To create the show, they make a huge long list of all the possible stories.
Reddit has a list from a sample week (scroll down). They start with 20 stories. They end up with 3 or 4.
Glass knows that this is messy:
“It’s like harnessing luck as an industrial product. You want to get hit by lightning, so you have to wander around for a long time in the rain.” [source]
My writing process is also messy. I finished four novels between The Line Painter and The Bear, which will come out in 2014. The four dead books, as I’ve come to call them. They aren’t good enough to publish.
The same week I went to see Ira Glass, Random House (my publisher) and Penguin announced that they are merging.

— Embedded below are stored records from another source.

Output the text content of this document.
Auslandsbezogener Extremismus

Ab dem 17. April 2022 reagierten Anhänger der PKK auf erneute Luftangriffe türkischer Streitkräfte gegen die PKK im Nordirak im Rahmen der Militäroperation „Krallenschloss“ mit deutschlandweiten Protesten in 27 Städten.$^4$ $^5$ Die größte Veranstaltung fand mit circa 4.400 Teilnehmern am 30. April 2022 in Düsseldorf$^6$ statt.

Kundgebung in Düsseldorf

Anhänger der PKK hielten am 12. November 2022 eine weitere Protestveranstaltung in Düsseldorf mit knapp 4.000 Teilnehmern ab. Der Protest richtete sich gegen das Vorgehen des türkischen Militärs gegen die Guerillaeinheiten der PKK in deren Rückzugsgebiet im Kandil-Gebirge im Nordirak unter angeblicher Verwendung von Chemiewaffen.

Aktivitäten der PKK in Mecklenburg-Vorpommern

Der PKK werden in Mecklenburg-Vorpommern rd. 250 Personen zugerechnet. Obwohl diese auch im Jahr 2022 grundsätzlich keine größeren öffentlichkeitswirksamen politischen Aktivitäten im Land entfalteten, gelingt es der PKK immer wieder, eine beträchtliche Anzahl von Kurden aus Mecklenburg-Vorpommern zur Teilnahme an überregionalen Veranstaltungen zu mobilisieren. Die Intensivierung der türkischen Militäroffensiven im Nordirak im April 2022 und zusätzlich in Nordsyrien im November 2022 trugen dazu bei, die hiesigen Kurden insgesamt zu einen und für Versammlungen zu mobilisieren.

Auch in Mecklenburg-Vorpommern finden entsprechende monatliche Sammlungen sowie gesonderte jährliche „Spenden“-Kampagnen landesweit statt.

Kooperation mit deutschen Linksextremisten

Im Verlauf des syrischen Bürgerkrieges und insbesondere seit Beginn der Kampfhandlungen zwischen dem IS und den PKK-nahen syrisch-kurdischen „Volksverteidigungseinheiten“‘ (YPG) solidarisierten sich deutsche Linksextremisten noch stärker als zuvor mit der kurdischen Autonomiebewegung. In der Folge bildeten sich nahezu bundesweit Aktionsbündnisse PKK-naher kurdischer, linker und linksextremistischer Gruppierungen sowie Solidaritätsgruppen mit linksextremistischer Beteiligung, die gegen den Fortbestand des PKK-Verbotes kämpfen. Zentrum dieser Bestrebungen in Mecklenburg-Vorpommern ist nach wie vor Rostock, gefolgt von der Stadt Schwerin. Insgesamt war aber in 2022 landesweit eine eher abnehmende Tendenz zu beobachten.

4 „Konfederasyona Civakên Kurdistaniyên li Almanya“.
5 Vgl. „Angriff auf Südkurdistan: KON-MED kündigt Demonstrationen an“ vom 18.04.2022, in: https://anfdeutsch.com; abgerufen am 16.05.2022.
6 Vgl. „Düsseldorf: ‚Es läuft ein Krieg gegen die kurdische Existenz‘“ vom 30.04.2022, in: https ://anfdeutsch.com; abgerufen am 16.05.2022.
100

I’ve heard all sorts of theories about why, but the article posted by my agent, Denise Bukowski, about ‘creating synergies overseas‘ sounds about right.
I worked at Pearson, Penguin’s parent company. There was a lot of talk about ‘synergies.’
My more-suited-to-writing-novels brain has since figured out that they meant savings (smell the rubber burning).
A public company is required to squeeze out maximum profit for their shareholders. If sales are looking iffy, they need to save costs. They need to make a more efficient process.
I wondered if a public company, a commercial radio broadcaster, would put up with the chaos of Ira Glass? Imagine being the boss and watching all Ira’s random radio penguins scatter and skid around?
In businesses that package ideas, like publishers or radio broadcasters, there are two main parts: Creating and distributing. If you want to save costs, on the distribution side you can shrink costs by using the Internet, closing warehouses and increasing your bargaining power.
On the creative side, what can you do about ‘synergies’? “Okay Ira, you are only allowed to have 8 medicore stories on your long list this week. Lightning must strike every second time. Your bonus will now depend on a 50% lightning target.”
As I sat and listened to Glass, I felt soothed. It is nice to know that there are other people out there, running in circles, following dead ends and, occassionally, coming up with something good.
Publishing is, of course, different from radio.
As a novelist. I work alone. The creative process of writing a novel doesn’t start as a weekly list.
It’s more like a car crash in slow motion. The final impact only comes after a few years. More often than not, something ends up dead (hopefully not me).
As Glass said, “a great story is like a great melody: it announces its inevitable greatness and you recognize it the first time you hear it. Most stories aren’t that.”
Most novels aren’t that either.
Creating anything is messy. There is a lot of rain and very little lightning. There are no guarantees. As a writer or a producer of radio, you can only enjoy making a mess everyday.
And the odds of getting hit by lightning in U.S. in any given year? 1 in 700,000.
Choose your random penguin and place your bets.